Thursday, December 23, 2004

Crawling on with Pound's weird apostrophes in Lustra—the many poems in which he addresses his own personified poems. Inching toward being able to make a plausible case for newness as nature (that is, an intellectual can make contact with nature by stripping away the concealments of the bourgeois "they"-world, which can be assisted by identification with the earthy subjectivity of the proletariat) as authenticity, before I turn it around and perform a critique of authenticity insofar as that's one of the values that led Pound so badly astray in his campaigns against usury and Jews in The Cantos. Then authenticity gets raised to the level of self-critique in the Pisans. I thnk that's how it's going to go.

G.C. Waldrep wrote to me last week about D&D; a former player himself, he wondered why we didn't turn to writing fiction given the narrative form of role-playing games. Here's how I responded:
The first answer that occurs to me is that the primary pleasure of RPGs is the sense of wonder, spontaneity, and immersion in a world, and I get more of that feeling from the experience of writing poems than fiction, which has all these encumbrances like plot. Writing a poem gets me closer to the originary experience of reading fantasy novels—the discovery of a dream-landscape where I felt I belonged—than reading such novels does now. Also, there's the sheer fussiness of D&D and its epigones—hit dice, THACO, alignments—and those constraints are perhaps akin to those we impose on ourselves in poems, the better to free the imagination. And the whole game happens in language—it's distinctly un-visual, except in the sense that radio is a visual medium—so maybe it's natural that my attention would be more captivated by the language's powers of transport
rather than any particular story. Also, the collectivity of gaming, which means that no one, not even the DM, has total control over what's going to happen, imitates the processes of the unconscious and surrender of intent that I find intrinsic to the best poetry.
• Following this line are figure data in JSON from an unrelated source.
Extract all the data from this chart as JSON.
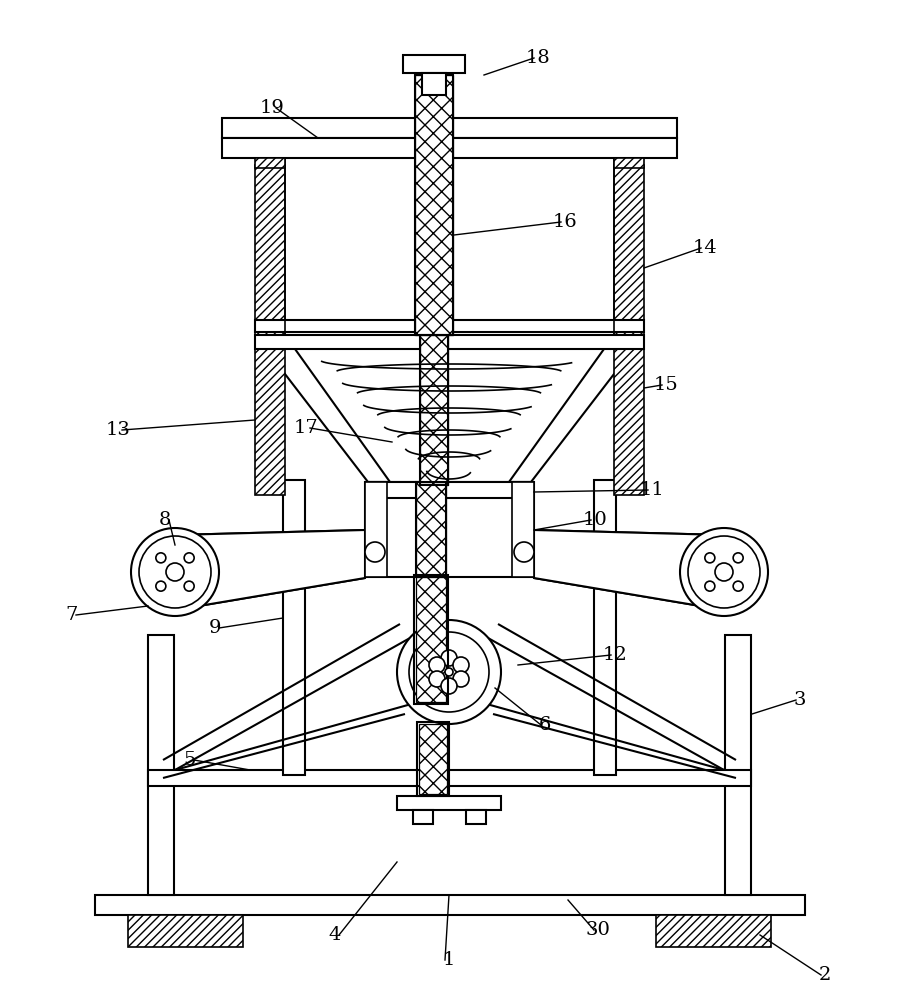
{
  "bg_color": "#ffffff",
  "line_color": "#000000",
  "fig_width": 8.99,
  "fig_height": 10.0
}
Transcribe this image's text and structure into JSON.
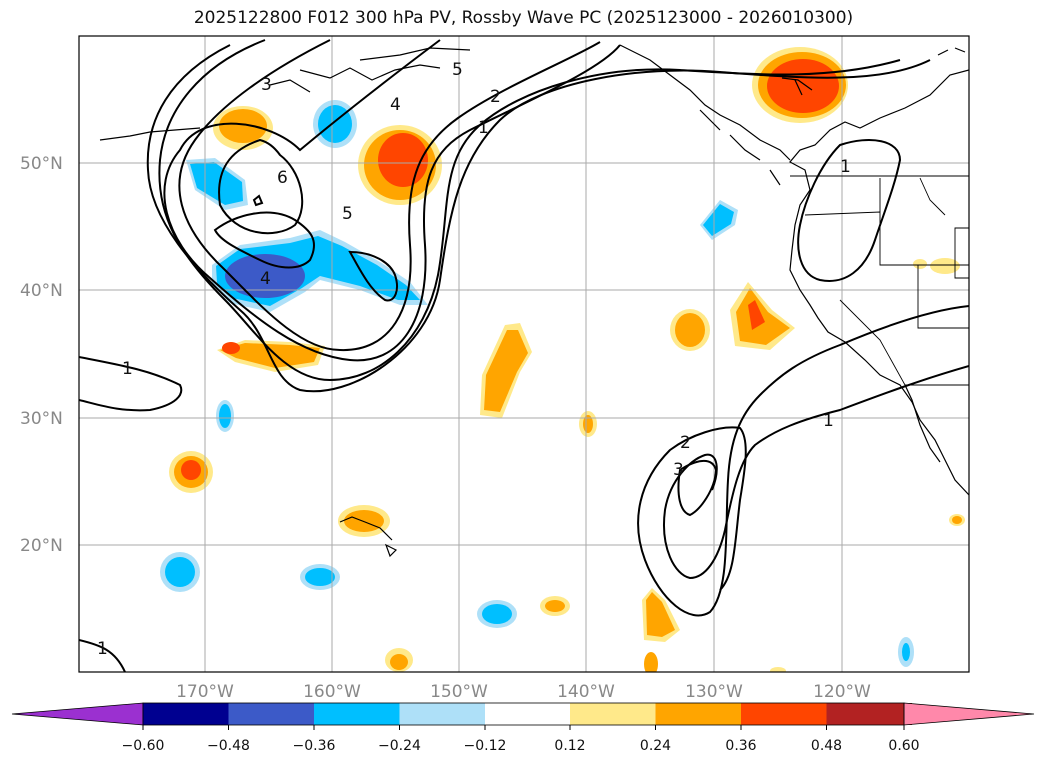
{
  "title": "2025122800 F012 300 hPa PV, Rossby Wave PC (2025123000 - 2026010300)",
  "map": {
    "lat_labels": [
      "50°N",
      "40°N",
      "30°N",
      "20°N"
    ],
    "lon_labels": [
      "170°W",
      "160°W",
      "150°W",
      "140°W",
      "130°W",
      "120°W"
    ],
    "contour_labels": [
      "1",
      "2",
      "3",
      "4",
      "5",
      "6"
    ]
  },
  "colorbar": {
    "ticks": [
      "−0.60",
      "−0.48",
      "−0.36",
      "−0.24",
      "−0.12",
      "0.12",
      "0.24",
      "0.36",
      "0.48",
      "0.60"
    ],
    "colors": [
      "#9b30d0",
      "#000090",
      "#3c5ac8",
      "#00bfff",
      "#aee0f8",
      "#ffffff",
      "#ffe98a",
      "#ffa500",
      "#ff4500",
      "#b22222",
      "#ff88aa"
    ]
  }
}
The one thing poetry doesn't do as well as fiction in terms of recreating the D&D experience is probably characters (though tell that to Wordsworth)—though writing a poem from the perspective of a persona, explicit or not, serves a similar masking function. And there is the desire for epicness and scale which is hard to accomplish in a primarily lyric environment. Still, your question haunts me a little. I've sometimes thought that if I did return to writing fiction, it would have to be genre
fiction—a mystery, probably—because I'm not sure I possess the kind of insatiable curiosity about people needed to create a worthy realistic novel (one which does some serious cognitive mapping of a segment of our society) and even experimental novels demand many of the same chops. In a mystery there are conventions to play with and a stockpile of images, character-types, and dialogue to play with and try to make sing. Of course my biggest challenge in fiction has always been plot, I'm just terrible at it. Maybe if the language and characterzation were vivid enough, plot wouldn't matter so much. I've generally been more drawn to American hardboiled mysteries (whose plots are always cliched if not downright nonsensical or semi-irrelevant to the downright theological landscape of sin and glimpsed transcendence typical of such books) than the English drawing-room variety.
Finally, I want to note the good discussions of organic/nonorganic writing going on over at Out of the Woodwork and Cosmopoetica. I'll weigh in when I have the mental luxury of doing so.